Le centre MUGA symbolise les attentes non comblées en matière de loisirs et d'accompagnement social.
Cependant, c'est surtout la fermeture du centre MUGA qui cristallise les frustrations. Conçu comme un espace sportif de proximité, il reste inaccessible depuis plusieurs mois.
François Antonio estime que le projet n'a pas suffisamment pris en compte les réalités locales. Certaines activités proposées auraient été trop coûteuses pour de nombreuses familles.
Lancé en 2017, achevé en 2021 puis inauguré en 2024, le centre aurait souffert du délai entre sa construction et son ouverture. Des équipements auraient été endommagés par les intempéries avant même leur utilisation. Des discussions seraient en cours pour réhabiliter le site.
D'ailleurs, des habitants déplorent un manque de dialogue avec les autorités. Ils évoquent notamment d'anciennes demandes pour une petite garderie destinée à soutenir les jeunes mères, ainsi qu'un espace sécurisé pour déposer les appareils ménagers hors d'usage avant leur collecte.
[Baz Manze] Saveurs populaires : Les snacks qui font rayonner Malherbes
La gastronomie de proximité fait partie intégrante du quotidien et attire bien au-delà du quartier. Parmi les adresses les plus connues figure le Snack Mike, devenu incontournable pour les amateurs de cuisine locale. Des clients venus de toute l'île s'y rendent pour savourer mines bouillis, frites, boulettes et autres spécialités.
Le Snack Mike et le Snack Kong figurent parmi les adresses emblématiques qui participent à la renommée de Malherbes.
L'affluence est telle que la circulation est souvent dense aux abords du commerce.
Dans l'ancien Malherbes, le Snack Kong reste également une adresse prisée, où résidents et visiteurs partagent des repas simples dans une ambiance conviviale.

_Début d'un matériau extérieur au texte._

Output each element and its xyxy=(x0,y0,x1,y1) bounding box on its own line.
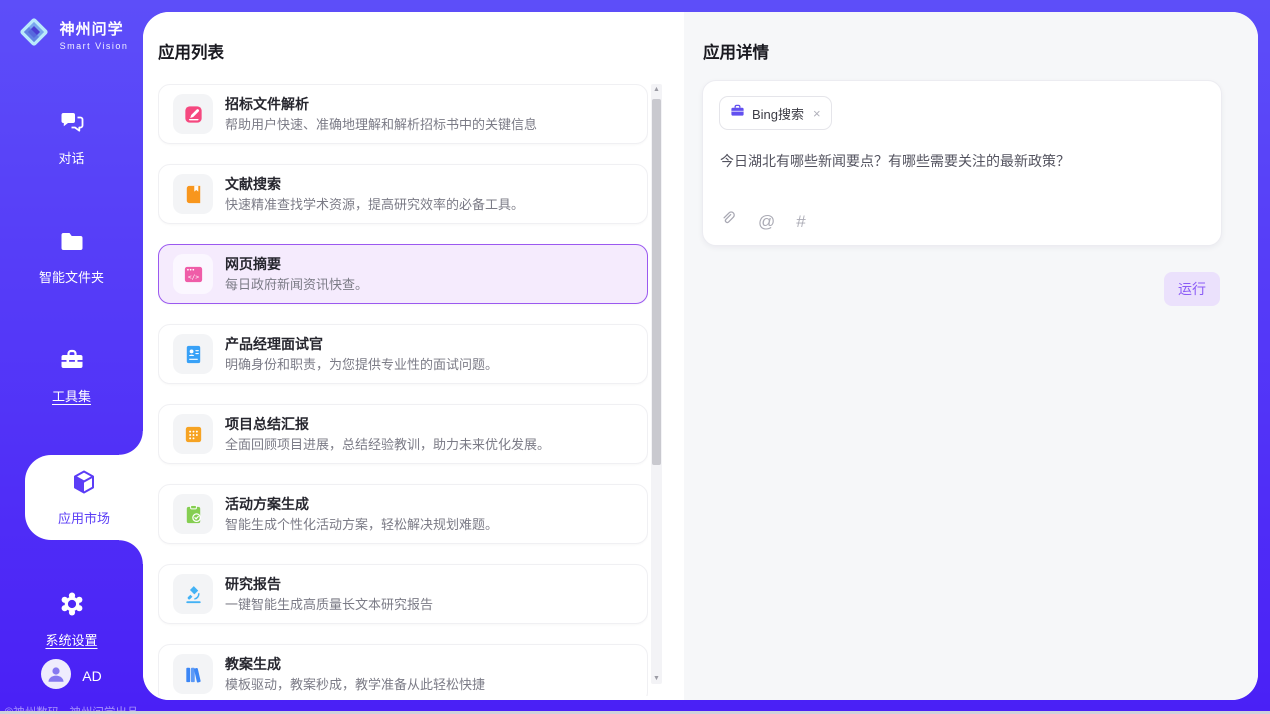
scrollbar-thumb[interactable] xyxy=(652,99,661,465)
briefcase-icon xyxy=(730,103,745,123)
brand-diamond-icon xyxy=(15,13,53,56)
sidebar-item-folders[interactable]: 智能文件夹 xyxy=(0,217,143,296)
sidebar-item-chat[interactable]: 对话 xyxy=(0,98,143,177)
app-card-title: 文献搜索 xyxy=(225,175,524,193)
chat-icon xyxy=(58,108,86,141)
app-list: 招标文件解析 帮助用户快速、准确地理解和解析招标书中的关键信息 文献搜索 快速精… xyxy=(158,84,648,696)
app-card[interactable]: 活动方案生成 智能生成个性化活动方案，轻松解决规划难题。 xyxy=(158,484,648,544)
app-card-desc: 帮助用户快速、准确地理解和解析招标书中的关键信息 xyxy=(225,116,537,134)
books-icon xyxy=(173,654,213,694)
prompt-input-area[interactable]: Bing搜索 × 今日湖北有哪些新闻要点？有哪些需要关注的最新政策？ @ # xyxy=(702,80,1222,246)
app-card-title: 产品经理面试官 xyxy=(225,335,498,353)
cube-icon xyxy=(70,468,98,501)
webpage-code-icon: </> xyxy=(173,254,213,294)
clipboard-check-icon xyxy=(173,494,213,534)
main-window: 应用列表 招标文件解析 帮助用户快速、准确地理解和解析招标书中的关键信息 文献搜… xyxy=(143,12,1258,700)
app-detail-panel: 应用详情 Bing搜索 × 今日湖北有哪些新闻要点？有哪些需要关注的最新政策？ xyxy=(684,12,1258,700)
app-card-title: 活动方案生成 xyxy=(225,495,498,513)
tool-tag-label: Bing搜索 xyxy=(752,104,804,123)
app-card[interactable]: 项目总结汇报 全面回顾项目进展，总结经验教训，助力未来优化发展。 xyxy=(158,404,648,464)
scroll-up-icon[interactable]: ▲ xyxy=(651,86,662,93)
app-card[interactable]: 产品经理面试官 明确身份和职责，为您提供专业性的面试问题。 xyxy=(158,324,648,384)
run-button[interactable]: 运行 xyxy=(1164,272,1220,306)
app-detail-title: 应用详情 xyxy=(703,39,769,63)
at-icon[interactable]: @ xyxy=(758,213,775,230)
app-card[interactable]: 教案生成 模板驱动，教案秒成，教学准备从此轻松快捷 xyxy=(158,644,648,696)
paperclip-icon[interactable] xyxy=(720,210,737,232)
app-list-title: 应用列表 xyxy=(158,39,224,63)
list-scrollbar[interactable]: ▲ ▼ xyxy=(651,84,662,684)
brand-subtitle: Smart Vision xyxy=(60,41,129,51)
brand-name: 神州问学 xyxy=(60,18,129,39)
attachment-toolbar: @ # xyxy=(720,210,806,232)
app-card-title: 教案生成 xyxy=(225,655,485,673)
folder-icon xyxy=(58,227,86,260)
hash-icon[interactable]: # xyxy=(796,213,805,230)
app-card[interactable]: 研究报告 一键智能生成高质量长文本研究报告 xyxy=(158,564,648,624)
toolbox-icon xyxy=(58,346,86,379)
book-icon xyxy=(173,174,213,214)
app-list-panel: 应用列表 招标文件解析 帮助用户快速、准确地理解和解析招标书中的关键信息 文献搜… xyxy=(143,12,684,700)
resume-icon xyxy=(173,334,213,374)
sidebar-item-settings[interactable]: 系统设置 xyxy=(0,580,143,659)
app-card-desc: 快速精准查找学术资源，提高研究效率的必备工具。 xyxy=(225,196,524,214)
app-card-title: 网页摘要 xyxy=(225,255,368,273)
app-card-desc: 明确身份和职责，为您提供专业性的面试问题。 xyxy=(225,356,498,374)
memo-icon xyxy=(173,414,213,454)
app-card[interactable]: 文献搜索 快速精准查找学术资源，提高研究效率的必备工具。 xyxy=(158,164,648,224)
tag-close-icon[interactable]: × xyxy=(813,106,821,121)
app-card-title: 招标文件解析 xyxy=(225,95,537,113)
app-card-desc: 一键智能生成高质量长文本研究报告 xyxy=(225,596,433,614)
app-card-title: 研究报告 xyxy=(225,575,433,593)
prompt-text: 今日湖北有哪些新闻要点？有哪些需要关注的最新政策？ xyxy=(720,151,1205,171)
svg-text:</>: </> xyxy=(187,274,198,281)
user-initials: AD xyxy=(82,668,101,684)
user-chip[interactable]: AD xyxy=(41,659,101,692)
tool-tag-bing-search[interactable]: Bing搜索 × xyxy=(719,96,832,130)
app-card[interactable]: </> 网页摘要 每日政府新闻资讯快查。 xyxy=(158,244,648,304)
gear-icon xyxy=(58,590,86,623)
app-card-desc: 全面回顾项目进展，总结经验教训，助力未来优化发展。 xyxy=(225,436,550,454)
sidebar-nav: 对话 智能文件夹 工具集 应用市场 系统设置 xyxy=(0,98,143,659)
app-card-desc: 每日政府新闻资讯快查。 xyxy=(225,276,368,294)
sidebar-item-market[interactable]: 应用市场 xyxy=(25,455,143,540)
sidebar: 神州问学 Smart Vision 对话 智能文件夹 工具集 应用市场 xyxy=(0,0,143,714)
sidebar-item-tools[interactable]: 工具集 xyxy=(0,336,143,415)
microscope-icon xyxy=(173,574,213,614)
app-card-title: 项目总结汇报 xyxy=(225,415,550,433)
app-card[interactable]: 招标文件解析 帮助用户快速、准确地理解和解析招标书中的关键信息 xyxy=(158,84,648,144)
scroll-down-icon[interactable]: ▼ xyxy=(651,675,662,682)
user-avatar-icon xyxy=(41,659,71,692)
edit-document-icon xyxy=(173,94,213,134)
app-card-desc: 智能生成个性化活动方案，轻松解决规划难题。 xyxy=(225,516,498,534)
app-card-desc: 模板驱动，教案秒成，教学准备从此轻松快捷 xyxy=(225,676,485,694)
brand-logo: 神州问学 Smart Vision xyxy=(15,13,129,56)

Prévention, proximité et accompagnement
À Malherbes, les habitants souhaitent voir reculer l'alcoolisme, la drogue et la délinquance juvénile. François Antonio plaide pour une approche axée sur la proximité et l'accompagnement.
François Antonio plaide pour plus de dialogue avec les familles surtout autour des fléaux qui guettent les jeunes.
Selon lui, l'accès aux centres de désintoxication demeure compliqué pour de nombreuses familles. «Si une personne veut intégrer un centre, elle doit se rendre à Terre-Rouge, ce qui n'est pas évident», souligne-t-il.
Il propose la mise en place de structures locales, notamment via des dispensaires, afin de mieux informer et accompagner les familles.
Les objectifs sont d'aider les parents à mieux comprendre les méfaits de la drogue, détecter les signes de dépendance et renforcer la sensibilisation. Il plaide pour qu'il y ait un centre d'information pour réorienter les familles vers un service d'écoute.